Volume 715: debated on Monday 7 December 2009

Question

Asked by

To ask Her Majesty's Government what would be the effect on public finances of charging all individuals who indicate they are non-domiciled for tax purposes a flat fee of £25,000 per annum instead of their measures for such people. [HL75]

The overall net Exchequer yield of introducing a flat £25,000 annual levy on all resident non-domiciled individuals is displayed in the table below.

Column one shows the additional amount raised above the changes introduced at the 2007 Pre-Budget Report. Column 2 shows the amount this would raise if the Government had not introduced the 2007 Pre-Budget Report package.

Tax year

Exchequer yield relative to the post FA 2008 position

Exchequer yield relative to the pre-2008 position

2008-09

0

0

2009-10

350

1050

2010-11

150

650

2011-12

100

600

2012-13

50

550

£m nearest £50m

These figures are based on self-assessment returns for the tax year 2006-07.

It is assumed that the charge would be levied only on non-domiciled individuals who chose to pay tax on the remittance basis (as under the current FA08 rules).

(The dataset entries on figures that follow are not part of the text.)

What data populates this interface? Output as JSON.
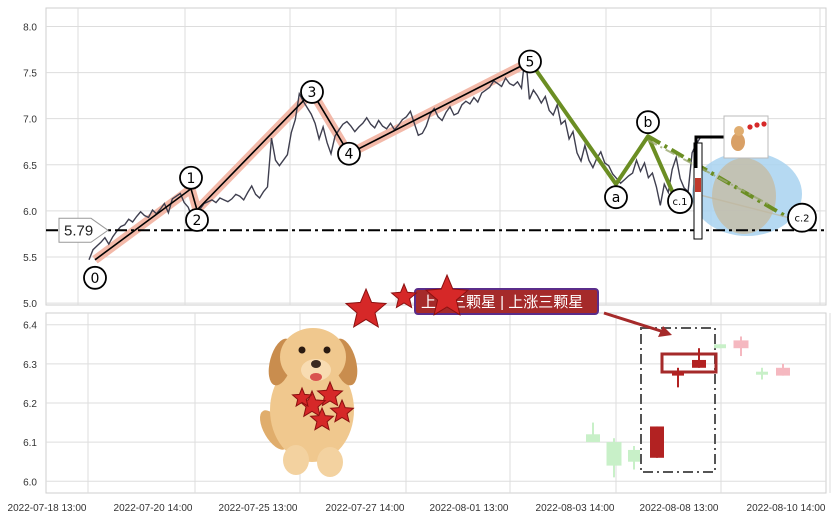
{
  "chart_data": [
    {
      "type": "line",
      "panel": "price",
      "ylim": [
        4.98,
        8.2
      ],
      "yticks": [
        "8.0",
        "7.5",
        "7.0",
        "6.5",
        "6.0",
        "5.5",
        "5.0"
      ],
      "grid": true,
      "series": [
        {
          "values": [
            5.47,
            5.58,
            5.62,
            5.66,
            5.71,
            5.64,
            5.72,
            5.78,
            5.83,
            5.85,
            5.91,
            5.88,
            5.94,
            5.99,
            5.95,
            5.93,
            6.01,
            5.97,
            6.02,
            6.08,
            5.98,
            6.13,
            6.16,
            6.19,
            6.09,
            6.04,
            5.93,
            5.97,
            6.02,
            6.08,
            6.1,
            6.12,
            6.09,
            6.14,
            6.12,
            6.1,
            6.13,
            6.18,
            6.16,
            6.12,
            6.2,
            6.27,
            6.18,
            6.14,
            6.21,
            6.26,
            6.79,
            6.55,
            6.49,
            6.55,
            6.61,
            6.85,
            6.99,
            7.27,
            7.19,
            7.12,
            7.05,
            6.95,
            6.78,
            6.91,
            6.74,
            6.62,
            6.81,
            6.88,
            6.94,
            6.97,
            6.92,
            6.86,
            6.91,
            6.95,
            7.01,
            6.94,
            6.9,
            6.98,
            6.92,
            6.89,
            6.95,
            6.88,
            6.93,
            6.99,
            7.02,
            7.08,
            6.95,
            6.82,
            6.84,
            6.92,
            7.05,
            7.11,
            7.02,
            6.98,
            7.07,
            7.13,
            7.04,
            7.06,
            7.15,
            7.19,
            7.16,
            7.23,
            7.18,
            7.28,
            7.31,
            7.34,
            7.41,
            7.38,
            7.35,
            7.44,
            7.38,
            7.36,
            7.4,
            7.33,
            7.71,
            7.21,
            7.31,
            7.25,
            7.17,
            7.24,
            7.09,
            7.04,
            7.15,
            6.94,
            6.98,
            6.78,
            6.86,
            6.63,
            6.54,
            6.71,
            6.55,
            6.47,
            6.57,
            6.64,
            6.52,
            6.49,
            6.4,
            6.35,
            6.3,
            6.34,
            6.38,
            6.41,
            6.55,
            6.43,
            6.52,
            6.36,
            6.41,
            6.26,
            6.06,
            6.29,
            6.2,
            6.45,
            6.58,
            6.35,
            6.25,
            6.21,
            6.63,
            6.72,
            6.79
          ]
        }
      ],
      "reference_line": {
        "value": 5.79,
        "label": "5.79"
      },
      "waves": {
        "points": [
          {
            "label": "0",
            "value": 5.47
          },
          {
            "label": "1",
            "value": 6.24
          },
          {
            "label": "2",
            "value": 6.01
          },
          {
            "label": "3",
            "value": 7.29
          },
          {
            "label": "4",
            "value": 6.62
          },
          {
            "label": "5",
            "value": 7.62
          },
          {
            "label": "a",
            "value": 6.29
          },
          {
            "label": "b",
            "value": 6.81
          },
          {
            "label": "c.1",
            "value": 6.02
          },
          {
            "label": "c.2",
            "value": 5.84
          }
        ]
      },
      "colors": {
        "line": "#3f3f4f",
        "impulse": "#f2b1a0",
        "correction": "#6b8e23",
        "refline": "#000000",
        "ellipse": "#a8d2f0"
      }
    },
    {
      "type": "candlestick",
      "panel": "volume",
      "ylim": [
        5.97,
        6.43
      ],
      "yticks": [
        "6.4",
        "6.3",
        "6.2",
        "6.1",
        "6.0"
      ],
      "xticks": [
        "2022-07-18 13:00",
        "2022-07-20 14:00",
        "2022-07-25 13:00",
        "2022-07-27 14:00",
        "2022-08-01 13:00",
        "2022-08-03 14:00",
        "2022-08-08 13:00",
        "2022-08-10 14:00"
      ],
      "candles": [
        {
          "open": 6.12,
          "close": 6.1,
          "high": 6.15,
          "low": 6.1,
          "color": "#c8f0c8"
        },
        {
          "open": 6.1,
          "close": 6.04,
          "high": 6.11,
          "low": 6.01,
          "color": "#c8f0c8"
        },
        {
          "open": 6.08,
          "close": 6.05,
          "high": 6.09,
          "low": 6.03,
          "color": "#c8f0c8"
        },
        {
          "open": 6.06,
          "close": 6.14,
          "high": 6.14,
          "low": 6.06,
          "color": "#b22222"
        },
        {
          "open": 6.27,
          "close": 6.28,
          "high": 6.29,
          "low": 6.24,
          "color": "#b22222"
        },
        {
          "open": 6.29,
          "close": 6.31,
          "high": 6.34,
          "low": 6.29,
          "color": "#b22222"
        },
        {
          "open": 6.35,
          "close": 6.34,
          "high": 6.35,
          "low": 6.34,
          "color": "#c8f0c8"
        },
        {
          "open": 6.36,
          "close": 6.34,
          "high": 6.37,
          "low": 6.32,
          "color": "#f5b8c0"
        },
        {
          "open": 6.28,
          "close": 6.28,
          "high": 6.29,
          "low": 6.26,
          "color": "#c8f0c8"
        },
        {
          "open": 6.29,
          "close": 6.27,
          "high": 6.3,
          "low": 6.27,
          "color": "#f5b8c0"
        }
      ],
      "colors": {
        "box": "#555555",
        "highlight": "#a52a2a"
      }
    }
  ],
  "banner": {
    "text": "上涨三颗星 | 上涨三颗星"
  },
  "colors": {
    "banner_bg": "#a52a2a",
    "banner_border": "#5a2d8a",
    "star": "#d62828",
    "ellipse": "#a8d2f0"
  },
  "icons": [
    "dog-mascot-icon",
    "star-icon",
    "mini-dog-thumbnail-icon"
  ]
}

The remittance basis means that individuals are only liable to tax on their foreign income and gains to the extent that they are remitted to the UK. Those not wishing to pay the £25,000 charge for access to the remittance basis would be able to opt for the arising basis and pay income tax on all their foreign income whether remitted to the UK or not.

Secondly, it is assumed that the £25,000 charge will not replace all other tax liabilities on remitted foreign income and that resident non-domiciles on the remittance basis will continue to pay tax on income and gains remitted to the UK.

The revenue effect of levying a charge on all non-domiciled, both resident and non-resident, individuals is not available.